The Voice of Reason has a point, plus one is judged by the company one keeps. It is a good sign that he is becoming more aware of it, since the whole relationship is being examined. The writer may have to be the "better half" and leave him for his own sake, loving himself more and feeling the pain of others abused by the BF.

Anonymous said...

Hello - this reply mirrored what first came to mind for me, too. I recently heard an acquaintance describe how he's unwittingly been attracted to narcissists (falling prey to their charisma). He described how difficult it was for him to see that he was competing with them and attempting to simultaneously connect with them, one-up them and win their approval. I wonder if the same might be true of the poster's boyfriend.

So my points are 1) being entranced by narcissists (when one is at heart a nice person) can look indistinguishable from being a narcissist; and, 2) the ways that being in the midst of narcissists can change you -- and how that can reset one's perception of what "normal" is in terms of how badly one can cavalierly treat people -- seems to be really elusive to recognize while it's happening. It seems to be a quite insidious type of blind spot, the awareness of how corrosive it is.

My advice to the poster would be to try to be as consistent as he can in his own behavior, by expressing love and affection while still also picking his battles and selectively confronting his boyfriend.

I'm not sure if this couple lives together yet. If so, my personal bias is that if one sees a behavior that feels intolerable (but leaves you ambivalent, due to the offsetting good behavior) is to make a plan to move out and leave, while continuing to see the person. I did that with a partner, and it was only after I moved out that he grasped that his behavior issues were serious to me.

I can very much identify with the poster saying his initial complaints produced only about 15% improvement, though! My boyfriend and I got into couples therapy while we lived apart, and eventually moved back in together. His behavior is better, and I still love his good points, but I'd say that instead of 15% improvement in the bad behavior, I now live with something like 40% to 60% improvement, given his bad and good days. The things I don't like seem to be pretty tied in to his undetlying personality (his mother has volunteered that some of his bad traits were evident practically from the womb, and worried her then!), but the improvement I've gotten makes it mostly tolerable.

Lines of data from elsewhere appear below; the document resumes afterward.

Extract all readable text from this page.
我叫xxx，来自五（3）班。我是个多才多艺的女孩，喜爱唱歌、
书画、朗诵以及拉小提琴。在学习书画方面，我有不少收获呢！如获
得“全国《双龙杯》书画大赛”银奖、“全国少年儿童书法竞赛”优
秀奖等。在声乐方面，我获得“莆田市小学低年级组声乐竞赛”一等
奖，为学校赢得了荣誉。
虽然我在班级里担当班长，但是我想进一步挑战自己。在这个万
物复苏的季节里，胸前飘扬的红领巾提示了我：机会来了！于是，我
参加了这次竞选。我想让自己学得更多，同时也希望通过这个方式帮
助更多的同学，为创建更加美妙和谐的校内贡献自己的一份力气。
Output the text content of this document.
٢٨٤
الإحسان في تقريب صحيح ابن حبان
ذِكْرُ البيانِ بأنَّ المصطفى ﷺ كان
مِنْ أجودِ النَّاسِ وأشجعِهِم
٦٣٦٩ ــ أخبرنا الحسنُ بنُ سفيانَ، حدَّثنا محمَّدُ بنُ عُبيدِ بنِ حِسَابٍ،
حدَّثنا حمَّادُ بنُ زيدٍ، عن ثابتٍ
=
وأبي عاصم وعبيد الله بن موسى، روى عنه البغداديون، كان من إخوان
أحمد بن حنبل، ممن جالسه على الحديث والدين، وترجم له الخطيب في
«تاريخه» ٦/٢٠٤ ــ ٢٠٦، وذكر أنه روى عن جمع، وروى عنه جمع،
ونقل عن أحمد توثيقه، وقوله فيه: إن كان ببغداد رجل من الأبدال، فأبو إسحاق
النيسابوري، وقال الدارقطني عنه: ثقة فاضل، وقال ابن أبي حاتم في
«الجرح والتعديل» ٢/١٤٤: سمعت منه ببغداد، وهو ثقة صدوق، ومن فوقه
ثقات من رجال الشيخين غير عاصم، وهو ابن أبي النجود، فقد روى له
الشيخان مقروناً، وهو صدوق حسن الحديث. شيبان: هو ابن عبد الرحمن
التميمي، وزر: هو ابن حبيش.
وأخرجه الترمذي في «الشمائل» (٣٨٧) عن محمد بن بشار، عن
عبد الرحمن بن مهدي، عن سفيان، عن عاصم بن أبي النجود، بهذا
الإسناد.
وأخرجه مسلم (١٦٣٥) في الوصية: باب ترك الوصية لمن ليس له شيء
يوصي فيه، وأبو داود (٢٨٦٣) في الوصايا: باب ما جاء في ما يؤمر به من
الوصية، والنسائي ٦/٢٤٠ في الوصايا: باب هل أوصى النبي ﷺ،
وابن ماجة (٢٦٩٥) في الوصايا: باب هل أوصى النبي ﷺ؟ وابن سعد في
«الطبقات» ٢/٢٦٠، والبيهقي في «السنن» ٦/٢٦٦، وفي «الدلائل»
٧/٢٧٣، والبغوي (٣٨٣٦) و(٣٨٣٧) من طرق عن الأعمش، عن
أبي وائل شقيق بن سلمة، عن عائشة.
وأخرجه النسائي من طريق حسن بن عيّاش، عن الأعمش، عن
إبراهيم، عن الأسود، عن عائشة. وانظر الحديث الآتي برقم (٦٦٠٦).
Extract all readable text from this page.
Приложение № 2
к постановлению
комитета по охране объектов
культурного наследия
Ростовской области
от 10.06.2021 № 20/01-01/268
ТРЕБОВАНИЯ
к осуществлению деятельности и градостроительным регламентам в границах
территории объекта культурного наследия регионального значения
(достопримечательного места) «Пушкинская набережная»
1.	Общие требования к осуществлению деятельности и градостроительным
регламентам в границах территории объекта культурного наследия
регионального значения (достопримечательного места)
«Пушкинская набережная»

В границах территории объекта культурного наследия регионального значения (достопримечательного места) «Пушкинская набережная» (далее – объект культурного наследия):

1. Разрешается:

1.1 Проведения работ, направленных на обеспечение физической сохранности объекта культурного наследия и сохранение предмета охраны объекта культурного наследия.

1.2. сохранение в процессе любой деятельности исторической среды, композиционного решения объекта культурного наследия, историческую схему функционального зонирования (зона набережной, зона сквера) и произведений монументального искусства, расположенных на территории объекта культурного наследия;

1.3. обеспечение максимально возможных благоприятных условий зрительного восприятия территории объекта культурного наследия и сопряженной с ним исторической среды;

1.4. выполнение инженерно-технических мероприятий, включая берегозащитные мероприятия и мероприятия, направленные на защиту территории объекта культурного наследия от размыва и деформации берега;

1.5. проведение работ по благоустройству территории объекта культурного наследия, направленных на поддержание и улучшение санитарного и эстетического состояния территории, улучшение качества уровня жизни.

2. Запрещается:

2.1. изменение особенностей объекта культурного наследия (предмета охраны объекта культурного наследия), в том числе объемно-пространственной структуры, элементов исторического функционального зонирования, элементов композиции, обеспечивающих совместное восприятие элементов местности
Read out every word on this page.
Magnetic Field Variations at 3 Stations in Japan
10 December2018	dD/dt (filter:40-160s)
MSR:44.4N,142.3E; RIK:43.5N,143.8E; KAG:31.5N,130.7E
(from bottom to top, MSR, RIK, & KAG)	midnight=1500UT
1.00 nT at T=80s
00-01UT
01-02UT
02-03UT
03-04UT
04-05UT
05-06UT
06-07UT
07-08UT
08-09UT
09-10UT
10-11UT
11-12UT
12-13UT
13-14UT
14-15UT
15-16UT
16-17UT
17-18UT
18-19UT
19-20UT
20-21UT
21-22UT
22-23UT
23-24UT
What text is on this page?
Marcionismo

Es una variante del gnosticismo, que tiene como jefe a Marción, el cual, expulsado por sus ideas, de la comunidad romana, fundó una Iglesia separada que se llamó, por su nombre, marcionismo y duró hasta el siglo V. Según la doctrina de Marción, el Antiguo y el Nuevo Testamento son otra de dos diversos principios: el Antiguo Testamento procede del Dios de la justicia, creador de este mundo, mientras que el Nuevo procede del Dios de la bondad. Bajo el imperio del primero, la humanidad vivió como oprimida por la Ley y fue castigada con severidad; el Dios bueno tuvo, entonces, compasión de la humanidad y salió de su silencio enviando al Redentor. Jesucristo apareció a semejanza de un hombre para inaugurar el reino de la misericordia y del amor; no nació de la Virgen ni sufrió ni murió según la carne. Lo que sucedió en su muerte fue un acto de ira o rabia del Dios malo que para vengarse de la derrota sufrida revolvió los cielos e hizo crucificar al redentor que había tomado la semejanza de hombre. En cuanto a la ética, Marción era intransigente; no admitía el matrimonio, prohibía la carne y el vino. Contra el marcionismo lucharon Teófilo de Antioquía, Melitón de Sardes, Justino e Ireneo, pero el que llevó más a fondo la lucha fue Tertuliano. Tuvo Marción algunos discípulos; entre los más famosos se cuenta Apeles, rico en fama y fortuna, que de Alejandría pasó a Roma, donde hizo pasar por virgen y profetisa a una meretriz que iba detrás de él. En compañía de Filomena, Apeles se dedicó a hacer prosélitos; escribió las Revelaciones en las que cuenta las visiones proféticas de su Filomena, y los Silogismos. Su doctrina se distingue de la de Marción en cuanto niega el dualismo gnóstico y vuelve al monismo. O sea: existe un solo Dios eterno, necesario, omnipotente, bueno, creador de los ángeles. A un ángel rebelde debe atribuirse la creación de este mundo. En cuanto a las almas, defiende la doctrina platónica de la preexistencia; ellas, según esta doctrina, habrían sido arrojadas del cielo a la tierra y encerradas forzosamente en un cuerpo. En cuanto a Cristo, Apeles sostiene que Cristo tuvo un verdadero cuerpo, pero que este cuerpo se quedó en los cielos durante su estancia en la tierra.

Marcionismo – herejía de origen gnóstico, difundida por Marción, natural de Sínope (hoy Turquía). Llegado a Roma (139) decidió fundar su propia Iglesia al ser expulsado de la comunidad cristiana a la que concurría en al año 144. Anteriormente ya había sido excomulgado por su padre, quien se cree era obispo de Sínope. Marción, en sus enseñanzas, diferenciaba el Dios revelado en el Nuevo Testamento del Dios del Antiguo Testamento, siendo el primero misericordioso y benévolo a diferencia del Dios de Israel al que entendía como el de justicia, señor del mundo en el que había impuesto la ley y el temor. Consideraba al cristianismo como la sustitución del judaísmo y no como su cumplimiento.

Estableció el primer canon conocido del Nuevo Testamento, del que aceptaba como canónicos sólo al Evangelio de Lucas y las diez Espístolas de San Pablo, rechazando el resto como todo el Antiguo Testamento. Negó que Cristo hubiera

Nobody's perfect, and you take the good with the bad. But, again, my bias is to push for changes sooner rather than later, to find out how much the person is capable of changing.

Anonymous said...

I concur with other previous commenters that the email writer's boyfriend sounds like having narcissistic personality disorder, which maybe was only latent before but found an opportunity to break out with his professional success.
If you watched Breaking Bad, think of Walter White's character parable as a fictional - and admittedly extreme, but clear to understand - representation of narcissism breaking out.
I am sad to say that the email writer would be advised to end the relationship before he suffers psychological damage, unless the boyfriend commits to doing psychotherapy. In that case, maybe there is hope for the boyfriend and for this couple.
I write this wishing the email writer the best of luck, having personal experience of the terrible psychological trauma that a relationship with a charming narcissist can inflict on you over the long term.
And yes, narcissism has painful insecurity at its root, so narcissists, too, deserve compassion, but unfortunately this reality does not make them any less dangerous.